Expert Shares Ways to Cultivate Teacher Leaders in Schools

How can teacher leaders help strengthen a school? Pamela Roggeman, former high school English teacher and academic dean for the College of Education at University of Phoenix, shares ways that administrators and principals can foster a true teacher leadership in an article on DistrictAdministration.com.

"By 2020, American public schools will need more than 440,000 new teachers," Roggeman wrote in the article. "One effort to address this need is to retain good teachers. Perhaps insight into retaining good teachers can be gleaned from why teachers leave a building. The National Center for Education Statistics found teachers leave because they lack:

  • Opportunities for professional advancement
  • Recognition and support from administrators/managers
  • Autonomy or control over own work
  • Influence over workplace policies and practices

In short, these teachers wanted to have influence in the schools, but formal leadership roles in K12 schools are limited. Like teachers, building principals face ever-expanding responsibilities."

Roggeman then asked: "if many teachers leave because they perceive leadership opportunities lacking, why do some building leaders still fail to empower teachers to lead?"

"Successful teacher leadership does not just happen," she answered. "The ever-growing pedagogy of teacher leadership lends insight into cultivating effective leaders. The Teacher Leadership Exploratory Consortium outlines seven domain-specific competencies of effective teacher leaders at building and district levels.
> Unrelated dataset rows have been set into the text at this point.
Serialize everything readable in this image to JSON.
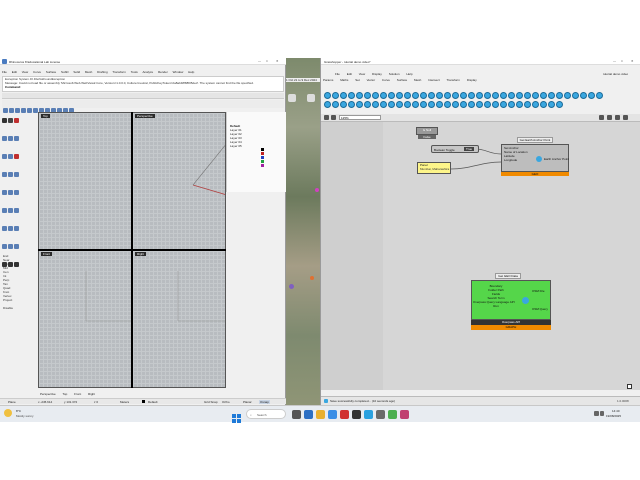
{
  "rhino": {
    "title": "Rhinoceros 8 Educational Lab License",
    "menu": [
      "File",
      "Edit",
      "View",
      "Curve",
      "Surface",
      "SubD",
      "Solid",
      "Mesh",
      "Drafting",
      "Transform",
      "Tools",
      "Analyze",
      "Render",
      "Window",
      "Help"
    ],
    "command_history_1": "Exception System.IO.FileNotFoundException",
    "command_history_2": "Message: Could not load file or assembly 'Microsoft.Web.WebView2.Core, Version=1.0.0.0, Culture=neutral, PublicKeyToken=2a8ab48f88f05ded'. The system cannot find the file specified.",
    "command_label": "Command:",
    "viewports": {
      "top": "Top",
      "perspective": "Perspective",
      "front": "Front",
      "right": "Right"
    },
    "layers": [
      "Default",
      "Layer 01",
      "Layer 02",
      "Layer 03",
      "Layer 04",
      "Layer 05"
    ],
    "osnaps": [
      "End",
      "Near",
      "Point",
      "Mid",
      "Cen",
      "Int",
      "Perp",
      "Tan",
      "Quad",
      "Knot",
      "Vertex",
      "Project",
      "Disable"
    ],
    "viewport_tabs": [
      "Perspective",
      "Top",
      "Front",
      "Right"
    ],
    "status": {
      "plane": "Plane",
      "x": "x -245.614",
      "y": "y 131.372",
      "z": "z 0",
      "units": "Meters",
      "layer": "Default",
      "grid_snap": "Grid Snap",
      "ortho": "Ortho",
      "planar": "Planar",
      "osnap": "Osnap"
    }
  },
  "map": {
    "label": "1 Oct 21 to 9 Dec 2024"
  },
  "grasshopper": {
    "title": "Grasshopper - tutorial demo video*",
    "right_title": "tutorial demo video",
    "menu": [
      "File",
      "Edit",
      "View",
      "Display",
      "Solution",
      "Help"
    ],
    "tabs": [
      "Params",
      "Maths",
      "Set",
      "Vector",
      "Curve",
      "Surface",
      "Mesh",
      "Intersect",
      "Transform",
      "Display"
    ],
    "zoom": "125%",
    "nodes": {
      "boolean_toggle": "Boolean Toggle",
      "toggle_value": "True",
      "panel_label": "Panel",
      "panel_value": "Mumbai, Maharashtra",
      "gh_comp_top_a": "Is Null",
      "gh_comp_top_b": "False",
      "http_label": "Get Earth Anchor Point",
      "http_inputs": [
        "Set Anchor",
        "Name of Location",
        "Latitude",
        "Longitude"
      ],
      "http_output": "Earth Anchor Point",
      "http_footer": "GEO",
      "geo_label": "Get GEO Data",
      "geo_inputs": [
        "Boundary",
        "Folder Path",
        "Fields",
        "Search Term",
        "Overpass Query Language API",
        "Run"
      ],
      "geo_outputs": [
        "OSM File",
        "OSM Query"
      ],
      "geo_footer": "Overpass API",
      "geo_footer2": "GRAPH"
    },
    "status": "Save successfully completed... (10 seconds ago)",
    "version": "1.0.0008"
  },
  "taskbar": {
    "temp": "8°C",
    "weather": "Mostly sunny",
    "search": "Search",
    "time": "14:40",
    "date": "19/08/2025"
  }
}
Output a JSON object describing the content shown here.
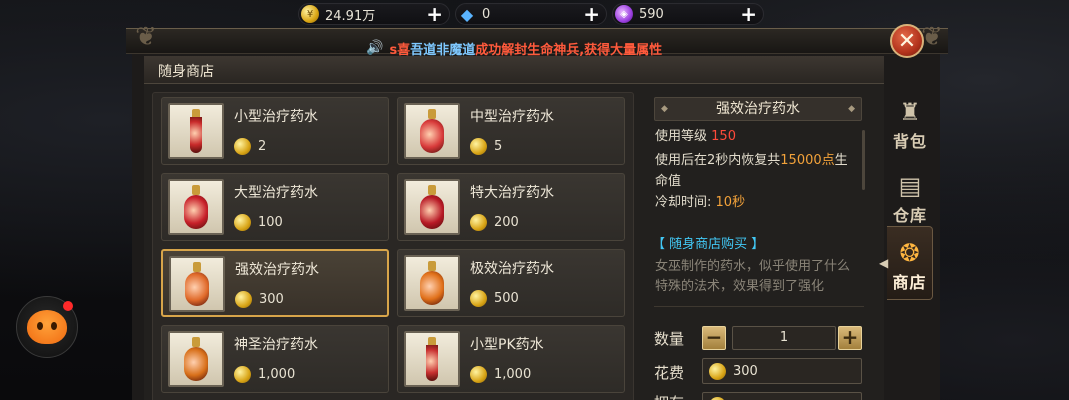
{
  "resources": [
    {
      "icon": "gold-coin-icon",
      "value": "24.91万"
    },
    {
      "icon": "diamond-icon",
      "value": "0"
    },
    {
      "icon": "crystal-icon",
      "value": "590"
    }
  ],
  "shop_notice": {
    "part1": "s喜",
    "part2": "吾道非魔道",
    "part3": "成功解封生命神兵,获得大量属性"
  },
  "panel_title": "随身商店",
  "items": [
    {
      "name": "小型治疗药水",
      "price": "2",
      "color": "#c82a2a",
      "shape": "tube"
    },
    {
      "name": "中型治疗药水",
      "price": "5",
      "color": "#d83a3a",
      "shape": "round"
    },
    {
      "name": "大型治疗药水",
      "price": "100",
      "color": "#c8202a",
      "shape": "round"
    },
    {
      "name": "特大治疗药水",
      "price": "200",
      "color": "#b81a26",
      "shape": "round"
    },
    {
      "name": "强效治疗药水",
      "price": "300",
      "color": "#e06a2a",
      "shape": "round",
      "selected": true
    },
    {
      "name": "极效治疗药水",
      "price": "500",
      "color": "#e0701a",
      "shape": "round"
    },
    {
      "name": "神圣治疗药水",
      "price": "1,000",
      "color": "#d8701a",
      "shape": "round"
    },
    {
      "name": "小型PK药水",
      "price": "1,000",
      "color": "#c83030",
      "shape": "tube"
    }
  ],
  "detail": {
    "title": "强效治疗药水",
    "level_label": "使用等级",
    "level_value": "150",
    "effect_pre": "使用后在2秒内恢复共",
    "effect_value": "15000点",
    "effect_post": "生",
    "effect_line2": "命值",
    "cooldown_label": "冷却时间:",
    "cooldown_value": "10秒",
    "source": "【 随身商店购买 】",
    "desc_line1": "女巫制作的药水，似乎使用了什么",
    "desc_line2": "特殊的法术，效果得到了强化",
    "qty_label": "数量",
    "qty_minus": "−",
    "qty_value": "1",
    "qty_plus": "+",
    "cost_label": "花费",
    "cost_value": "300",
    "stock_label": "拥有"
  },
  "tabs": [
    {
      "label": "背包",
      "icon": "backpack-icon"
    },
    {
      "label": "仓库",
      "icon": "warehouse-icon"
    },
    {
      "label": "商店",
      "icon": "shop-icon"
    }
  ]
}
They include:

  • Accessing and using research to improve practice and student learning
  • Promoting professional learning for continuous improvement
  • Promoting the use of assessments and data for school and districtwide improvement
  • Improving outreach and collaboration with families and community.

Roggeman said that this work "also defines the competency and the functions a teacher leader."

"Using the research of teacher leadership pedagogy, the National Institute for School Leadership’s formal curriculum for cultivating teacher leadership includes the following competencies:

  • Strategic thinker
  • Instructional leader
  • Team leader
  • Visionary
  • Data master
  • Coach and mentor
  • Driver of change

"What both of these works demonstrate are the vast and diverse leadership needs that face K12 schools," Roggeman said. "The learning environment in today’s K12 schools—and new assessments and standards such as Common Core—demand teacher leaders who are empowered to affect change in their schools."